Aims. (Neo)adjuvant breast cancer chemotherapy regimens are associated with relatively high rates of FN. Pegfilgrastim, a GCSF, reduces the risk of FN, hospitalization and infection; however the optimal approach to patient selection for GCSF is unknown. We conducted a retrospective review of patients treated with (neo)adjuvant breast cancer chemotherapy at a single tertiary centre to assess if secondary-GCSF following nadir-neutropenia <1.0x109cells/L was associated with lower rates of FN compared with patients who did not have a nadir blood count in cycle 1 of chemotherapy to direct GCSF use.
Methods. Data were collected from electronic patient records and analysed using Stata. The primary outcome was the FN rate in patients who received secondary-GCSF after cycle 1 nadir-neutropenia, versus the rate that did not have cycle 1 nadir blood counts or secondary GCSF.

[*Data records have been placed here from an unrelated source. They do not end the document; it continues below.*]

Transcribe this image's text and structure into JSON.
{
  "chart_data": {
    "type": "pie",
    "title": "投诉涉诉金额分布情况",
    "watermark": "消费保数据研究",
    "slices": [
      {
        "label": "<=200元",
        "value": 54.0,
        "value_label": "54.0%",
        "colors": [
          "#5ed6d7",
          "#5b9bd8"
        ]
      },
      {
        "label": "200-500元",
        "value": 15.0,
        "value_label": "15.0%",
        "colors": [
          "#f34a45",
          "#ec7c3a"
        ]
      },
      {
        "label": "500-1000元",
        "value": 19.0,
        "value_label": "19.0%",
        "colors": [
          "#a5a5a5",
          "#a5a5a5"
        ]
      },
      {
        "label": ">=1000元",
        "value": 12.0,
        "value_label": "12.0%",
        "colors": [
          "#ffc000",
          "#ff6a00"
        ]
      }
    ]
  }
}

Results. Between 11/4/2011-22/4/2018, 584 patients received (neo)adjuvant chemotherapy. The most commonly prescribed regimen was TC (31.9%). Rates of FN were highest in TCH (27.3%) and TC (26.9%). 268 patients (46.1%) received primary and 238 patients (40.8%) received secondary-GCSF. FN in 64 patients and nadir-neutropenia in 124 patients in cycle 1 led to secondary-GCSF. There was no significant difference in rates of FN in patients who received nadir-neutropenia directed secondary-GCSF (6/124, 4.8%, 95% CI 1.1-8.6) compared with those who did not have a nadir measurement (0/50, 0%) (p = 0.1135). Patients >65years were more likely to have FN (20.6% versus 16.6%) and non-FN admissions (32.8% versus 27.4%). 2 of 3 treatment related deaths occurred due to FN.
Conclusions. In this population, nadir blood counts did not contribute to reduced rates of FN or admissions. Observed rates of FN >20% in TC and TCH in routine clinical practice can guide primary GCSF use under existing reimbursement arrangements in Australia.